Um pouco mais a Sul, em Sines, o decréscimo de 4% no volume total de carga movimentada ficou a dever-se à perda de 9% no segmento dos granéis líquidos, já que nos restantes segmentos até registou uma variação positiva em termos homólogos, com uma subida de 34% nos granéis sólidos e de 2% na carga contentorizada. Manteve a 14ª posição na lista dos maiores portos de contentores da União Europeia, que é liderada por Roterdão, Antuérpia-Bruges e Hamburgo, de acordo com a PortEconomics.
José Luís Cacho, presidente da Administração dos Portos de Sines e Algarve estima ao ECO que “para 2024, as previsões apontam para um crescimento da ordem dos 15% no que diz respeito ao volume total movimentado, rondando os 49 milhões de toneladas, enquanto na carga contentorizada se prevê que Sines se aproxime dos dois milhões de TEU’s”, o que compara com os 1,67 milhões em 2023. A concessionária da PSA Sines tem em curso um projeto de expansão do terminal de contentores que prevê a quase duplicação da capacidade de movimentação anual, de 2,7 milhões para 4,2 milhões de TEU até 2030.
Para 2024, as previsões apontam para um crescimento da ordem dos 15% no que diz respeito ao volume total movimentado, rondando os 49 milhões de toneladas, enquanto na carga contentorizada se prevê que Sines se aproxime dos dois milhões de TEU’s.
O ECO contactou igualmente a Administração dos Portos do Douro, Leixões e Viana do Castelo (APDL), que não se mostrou disponível para responder às questões ou prestar outros esclarecimentos.
Já na perspetiva da APAT, dramatiza António Nabo Martins, se a digitalização, descarbonização e integração vertical das atividades conexas ao comércio internacional continuam os maiores temas globais, há desafios de cariz nacional que preocupam os transitários.

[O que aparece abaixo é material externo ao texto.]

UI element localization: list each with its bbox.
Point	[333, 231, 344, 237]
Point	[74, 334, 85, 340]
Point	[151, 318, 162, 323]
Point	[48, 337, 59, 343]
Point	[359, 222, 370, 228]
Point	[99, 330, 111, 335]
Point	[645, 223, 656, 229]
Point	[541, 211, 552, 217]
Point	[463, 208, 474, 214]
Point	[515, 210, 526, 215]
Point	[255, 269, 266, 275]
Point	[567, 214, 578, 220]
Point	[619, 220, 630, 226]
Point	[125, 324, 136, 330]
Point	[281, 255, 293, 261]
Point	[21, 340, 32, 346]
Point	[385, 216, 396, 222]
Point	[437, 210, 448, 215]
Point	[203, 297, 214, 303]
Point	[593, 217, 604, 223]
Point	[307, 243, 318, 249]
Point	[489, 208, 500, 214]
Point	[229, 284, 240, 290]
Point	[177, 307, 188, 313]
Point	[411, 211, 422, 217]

“Precisamos de rapidamente definir a questão do novo aeroporto, a questão do investimento estrutural na ferrovia, das acessibilidades rodoferroviárias aos portos e da forma como integramos todos os players numa plataforma digital que permita aumentar a competitividade pelo lado processual, inspetivo, regulatório e fiscalizador, e agilizar estes procedimentos com todo o ecossistema logístico nacional”, aponta o responsável.